Radiation experts at Public Health England’s Centre for Radiation, Chemical and Environmental Hazards (CRCE) have been measuring ultraviolet radiation (UV) at a number of sites since 1990.
Now it has launched public access to regularly updated data from the monitors, from Camborne in Cornwall to Lerwick in the Shetland Islands. The information can be viewed from the Defra website.
Dr John O’Hagan, head of laser and optical radiation dosimetry at CRCE, said:
When the sun starts to shine many of us rush outside and enjoy some warmth which is good.
Some sun exposure does most of us good. But it’s worth remembering that exposure to the sun brings exposure to ultraviolet radiation - which can have some nasty effects.
Sometimes you can feel the heat from the sun on the skin but when it’s windy or cloudy people may think they’re less at risk – but that’s not true. UV can still be high and if you are over-exposed your skin can burn which is not only painful but can increase your risk of skin cancer.

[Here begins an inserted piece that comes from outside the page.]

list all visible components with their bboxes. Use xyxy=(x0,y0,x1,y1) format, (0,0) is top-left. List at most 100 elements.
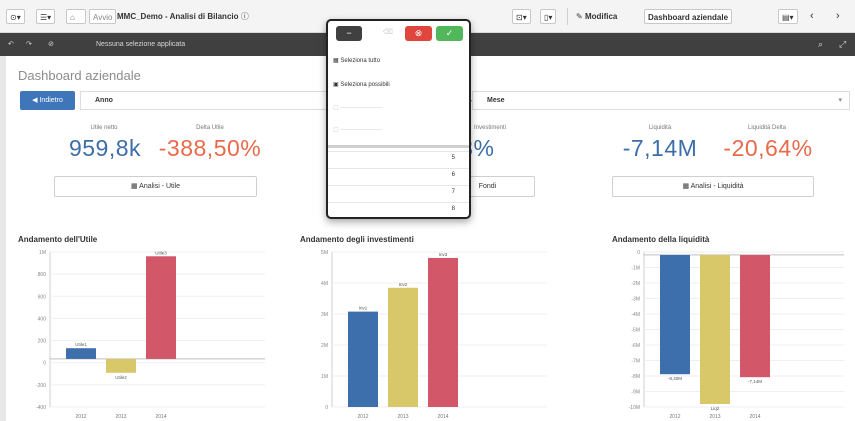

The 9 UV monitors around the country record hourly updates of the level of UV measured and they are then posted on Defra’s UK-AIR website.
Over exposure to UV can lead to sunburn, which is a sign of skin damage and also premature skin ageing.
Dr O’Hagan said:
For many years the Met Office has provided us with invaluable forecasts of likely levels of UV.
But having all this equipment set up and a website means we can provide live measurements. Not only will this provide any visitors to the webpages with current information on UV, but tracking the data over years allows us to look at trends that may be due to climate change. It also helps when we have occasional low-ozone events in the stratosphere that increase the levels of UV reaching the ground.
With this tool people can check the UV levels online and be sure they’re taking appropriate steps for the level of risk – and enjoy the sun.
Notes to editors
- Public Health England’s mission is to protect and improve the nation’s health and to address inequalities through working with national and local government, the NHS, industry and the voluntary and community sector. PHE is an operationally autonomous executive agency of the Department of Health. www.gov/phe and follow us on Twitter @PHE_uk
- The monitors, which are a bit bigger than a dinner plate, are located in Oxfordshire, Cornwall, Glasgow, Leeds, Shetland Islands, Belfast, Inverness, London and Swansea. Pictures are available.
- If outdoors for more than 20 minutes when UV levels are high consider avoiding the sun between 11am and 3pm, apply sunscreen of at least SPF15 with UVA protection, wear UV sunglasses, preferably wraparound, to reduce UV exposure to the eyes and wear a hat and light scarf and loose-fitting cotton clothes.